Il continue encore un moment contre moi sans répondre et je sais pas quoi dire ni quoi faire pour le calmer. Ses petits bras enserrent ma taille comme s'il voulait plus jamais me lâcher.

- Hé, calmes-toi, ne. Je vais pas m'envoler.

- Tu c… comprends p… pas…

- Ben non. C'est pour ça que je voudrais bien que tu m'explique. Je suis pas dans ta tête.

Il redresse brusquement son visage noyé de larmes et, à me grande stupeur, pose ses lèvres sur les miennes. C'est un simple contact même pas appuyé, mais je beugue. Totalement. J'ai même pas le réflexe de m'écarter, je peux seulement garder les yeux écarquillés. Comme une héroïne de shojo.

- Je… Tu… Pou… Pourquoi ? finis-je par bafouiller au bout de longues secondes.

- T'as tou… toujours p… pas com… compris ?

Je secoue la tête. Enfin j'ai compris, bien sûr, je suis pas si idiot que ça, mais en fait, je veux pas comprendre en fait. Je refuse de comprendre.

- Je t'…

Je pose un doigt sur sa bouche pour le faire taire.

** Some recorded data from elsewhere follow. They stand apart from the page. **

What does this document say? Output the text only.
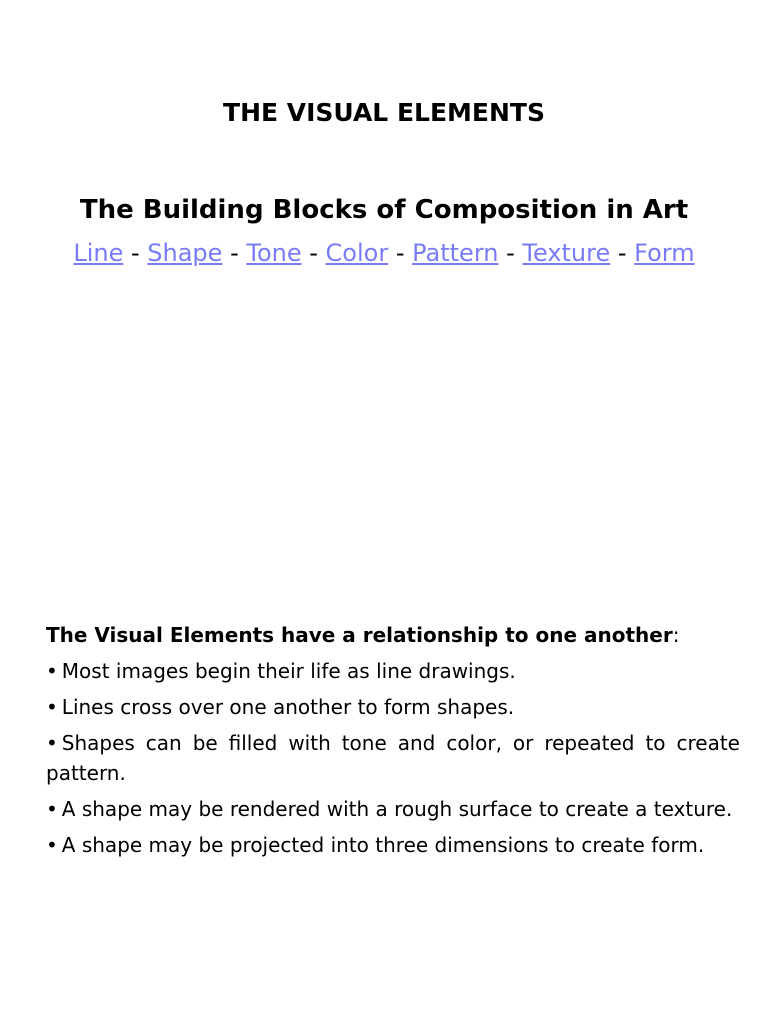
THE VISUAL ELEMENTS
The Building Blocks of Composition in Art
Line - Shape - Tone - Color - Pattern - Texture - Form

The Visual Elements have a relationship to one another:

• Most images begin their life as line drawings.

• Lines cross over one another to form shapes.

• Shapes can be filled with tone and color, or repeated to create pattern.

• A shape may be rendered with a rough surface to create a texture.

• A shape may be projected into three dimensions to create form.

- S'il te plait, continue pas…

-A… Alors, tu as c… compris ?

- Hai…

- Et ?

- Et je… je t'adore, Tesshi. Vraiment et du fond de mon cœur. Mais comme mon meilleur ami, comme mon frère. Mais pas comme tu voudrais.… Pas comme ça.

- J'ai qu… quoi de m… moins que lu… lui ?

- C'est pas la question… Je suis vraiment désolé, mais je peux pas donner d'ordres à mon cœur… Je… peut-être qu'on devrait moins se voir pendant quelques temps…

- Non !

- Tesshi…

Là, il s'est totalement fermé. Plus j'essaye de lui parler, de le raisonner, moins j'arrive à tirer de lui autre chose que des « non » et des « je veux pas ».

- S'il te plaît, me force pas à choisir entre toi et lui, je pourrais pas…

Il hoquète toujours mais dit plus rien et le silence qui s'installe entre nous est pesant. Si seulement j'avais deviné que… qu'il était amoureux de moi, je l'aurais pas autant touché, mais le « mal » est fait…

La voix de Kizahawa-san nous rappelle soudain, nous rappelant où on est et pourquoi on y est. Je jette un regard à Tesshi, qui trace dans sa direction sans même me regarder. Génial, on va reprendre la répète sans s'être « réconciliés ».

Le reste de la répétition se fait dans un silence studieux. C'est un peu la panique parce que d'autres Juniors nous ont rejoints en cours de route et que bosser avec des inconnus qui ont pas le même rythme c'est pas de la tarte, mais tout le monde fait de son mieux et les profs de danse ont finalement pas l'air trop mécontents de nos efforts. Même si « il y a encore du boulot, alors ne vous endormez pas sur vos lauriers ». Je tente de pas trop regarder Tesshi, qui lui m'ignore à moitié, mais c'est pas de la tarte, parce que même si j'ai rien fais de mal, je me sens coupable. Quand on retourne au vestiaire, il se change dans son coin en évitant tout contact visuel avec moi et cours vers l'extérieur une fois ses affaires rangées. Je soupire. C'est pas gagné.